Joseph Beuys, 1970. Fotografia di © Antonia Reeve, National Galleries of Scotland

 

«Il concetto di crescita economica, assieme al concetto di capitale e ciò che ne consegue, non rendono davvero il mondo più produttivo. No. Il concetto di arte deve rimpiazzare il concetto degenerato di capitale: l’arte è il vero capitale e la gente deve prenderne coscienza. Denaro e capitale non possono rappresentare un valore economico; dignità e creatività umana sono il capitale. E di conseguenza dobbiamo sviluppare un’idea di denaro che sostenga la creatività o di arte che sia, per così dire, capitale. L’arte è il capitale. Non è un’utopia; è la realtà. In altre parole, il capitale corrisponde all’arte. Il capitale è la capacità umana e ciò che da essa deriva. Allora, qui sono in gioco solo due organi o due relazioni polari, da cui nasce il prodotto: creatività e intenzione umana. Questi e non altri sono i veri valori economici. Non il denaro. Tuttavia, il nostro concetto di capitale implica l’intromissione di un valore economico che rovina tutto, perché fa dipendere l’economia dal profitto, dallo sfruttamento, ecc. Esiste solo la capacità umana e ciò che ne scaturisce; e questa può sempre essere discussa e analizzata in un dialogo costante tra le persone e condotta verso una produttività sconfinata che costruisca e ricostruisca il mondo; e che in certe circostanze costruisca un intero nuovo universo, anziché distruggerlo. Il sistema attuale non riguarda la crescita; “crescita” è solo il nome che le danno.
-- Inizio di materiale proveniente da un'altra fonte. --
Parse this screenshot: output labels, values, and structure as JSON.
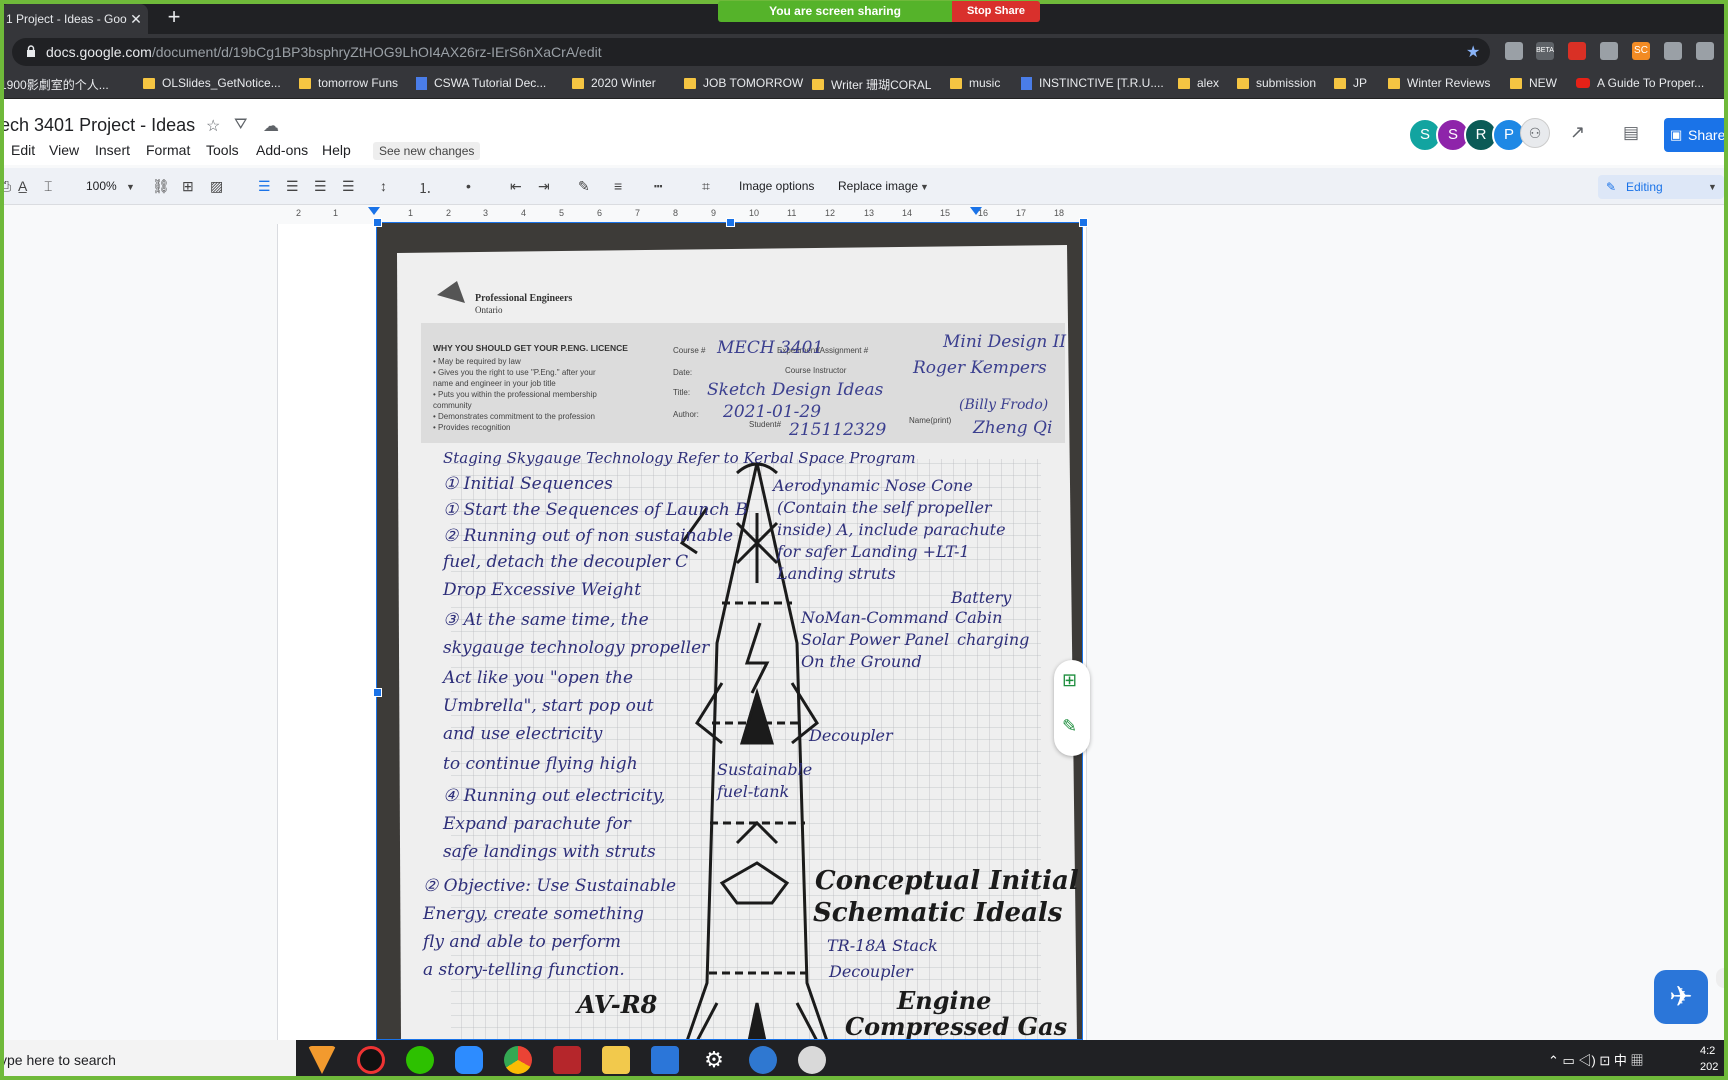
{
  "browser": {
    "tab_title": "1 Project - Ideas - Goo",
    "tab_close": "✕",
    "new_tab": "+",
    "url_host": "docs.google.com",
    "url_path": "/document/d/19bCg1BP3bsphryZtHOG9LhOI4AX26rz-IErS6nXaCrA/edit",
    "extensions": [
      {
        "icon": "extension-gray-icon",
        "color": "#9aa0a6",
        "label": ""
      },
      {
        "icon": "beta-extension-icon",
        "color": "#5f6368",
        "label": "BETA"
      },
      {
        "icon": "acrobat-icon",
        "color": "#d93025",
        "label": ""
      },
      {
        "icon": "k-extension-icon",
        "color": "#9aa0a6",
        "label": ""
      },
      {
        "icon": "sc-extension-icon",
        "color": "#f28b24",
        "label": "SC"
      },
      {
        "icon": "check-extension-icon",
        "color": "#9aa0a6",
        "label": ""
      },
      {
        "icon": "puzzle-icon",
        "color": "#9aa0a6",
        "label": ""
      }
    ]
  },
  "screen_share": {
    "indicator": "You are screen sharing",
    "stop": "Stop Share"
  },
  "bookmarks": [
    {
      "label": "1900影劇室的个人...",
      "icon": "folder"
    },
    {
      "label": "OLSlides_GetNotice...",
      "icon": "folder"
    },
    {
      "label": "tomorrow Funs",
      "icon": "folder"
    },
    {
      "label": "CSWA Tutorial Dec...",
      "icon": "doc"
    },
    {
      "label": "2020 Winter",
      "icon": "folder"
    },
    {
      "label": "JOB TOMORROW",
      "icon": "folder"
    },
    {
      "label": "Writer 珊瑚CORAL",
      "icon": "folder"
    },
    {
      "label": "music",
      "icon": "folder"
    },
    {
      "label": "INSTINCTIVE [T.R.U....",
      "icon": "doc"
    },
    {
      "label": "alex",
      "icon": "folder"
    },
    {
      "label": "submission",
      "icon": "folder"
    },
    {
      "label": "JP",
      "icon": "folder"
    },
    {
      "label": "Winter Reviews",
      "icon": "folder"
    },
    {
      "label": "NEW",
      "icon": "folder"
    },
    {
      "label": "A Guide To Proper...",
      "icon": "youtube"
    }
  ],
  "docs": {
    "title": "ech 3401 Project - Ideas",
    "menus": [
      "Edit",
      "View",
      "Insert",
      "Format",
      "Tools",
      "Add-ons",
      "Help"
    ],
    "see_new_changes": "See new changes",
    "avatars": [
      {
        "letter": "S",
        "color": "#12a4a0"
      },
      {
        "letter": "S",
        "color": "#8e24aa"
      },
      {
        "letter": "R",
        "color": "#0b5b57"
      },
      {
        "letter": "P",
        "color": "#1e88e5"
      }
    ],
    "share_label": "Share",
    "zoom": "100%",
    "image_options": "Image options",
    "replace_image": "Replace image",
    "editing_mode": "Editing",
    "ruler_ticks": [
      "2",
      "1",
      "1",
      "2",
      "3",
      "4",
      "5",
      "6",
      "7",
      "8",
      "9",
      "10",
      "11",
      "12",
      "13",
      "14",
      "15",
      "16",
      "17",
      "18"
    ]
  },
  "sketch": {
    "header": {
      "org": "Professional Engineers",
      "org_sub": "Ontario",
      "why_title": "WHY YOU SHOULD GET YOUR P.ENG. LICENCE",
      "bullets": [
        "• May be required by law",
        "• Gives you the right to use \"P.Eng.\" after your",
        "  name and engineer in your job title",
        "• Puts you within the professional membership",
        "  community",
        "• Demonstrates commitment to the profession",
        "• Provides recognition"
      ],
      "course_label": "Course #",
      "course": "MECH 3401",
      "assign_label": "Experiment/Assignment #",
      "assign": "Mini Design II",
      "instructor_label": "Course Instructor",
      "instructor": "Roger Kempers",
      "date_label": "Date:",
      "title_label": "Title:",
      "title": "Sketch Design Ideas",
      "author_label": "Author:",
      "author_date": "2021-01-29",
      "student_label": "Student#",
      "student": "215112329",
      "name_label": "Name(print)",
      "name": "Zheng Qi",
      "nick": "(Billy Frodo)"
    },
    "notes": [
      "Staging      Skygauge Technology  Refer to Kerbal Space Program",
      "① Initial Sequences",
      "① Start the Sequences of Launch B",
      "② Running out of non sustainable",
      "fuel, detach the decoupler C",
      "Drop Excessive Weight",
      "③ At the same time, the",
      "skygauge technology propeller",
      "Act like you \"open the",
      "Umbrella\", start pop out",
      "and use electricity",
      "to continue flying high",
      "④ Running out electricity,",
      "Expand parachute for",
      "safe landings with struts",
      "② Objective: Use Sustainable",
      "Energy, create something",
      "fly and able to perform",
      "a story-telling function."
    ],
    "right_notes": [
      "Aerodynamic Nose Cone",
      "(Contain the self propeller",
      "inside) A, include parachute",
      "for safer Landing +LT-1",
      "Landing struts",
      "NoMan-Command",
      "Solar Power Panel",
      "On the Ground",
      "Battery",
      "Cabin",
      "charging",
      "Decoupler",
      "Sustainable",
      "fuel-tank",
      "Conceptual Initial",
      "Schematic Ideals",
      "TR-18A Stack",
      "Decoupler",
      "Engine",
      "Compressed Gas",
      "AV-R8"
    ]
  },
  "taskbar": {
    "search_placeholder": "ype here to search",
    "time": "4:2",
    "date": "202"
  }
}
In effetti, si tratta di un processo di diminuzione e contrazione. Perché la crescita apparente progredisce in realtà come un tumore; si tratta infatti di un processo letale. Per questa ragione non è assolutamente un processo produttivo, né tantomeno si può parlare di crescita. Non c’è crescita; solo proliferazione additiva, cancerosa, di alcuni interessi che la gente non controlla più. Ma noi possiamo controllarli. Dipende da noi. Non sta ai politici; è inutile prendersela con loro. Magari non hanno sempre le migliori intenzioni, ma ce ne sono di veramente motivati. Tuttavia è consentito loro di fare come gli pare, non vengono mai ripresi, né spinti a prendere parte a un dialogo. In altre parole, se le cose vanno male, bisogna accusare solo sé stessi e nessun altro.»

— Joseph Beuys, in “Cos’è l’Arte”, a cura di Volker Harlan.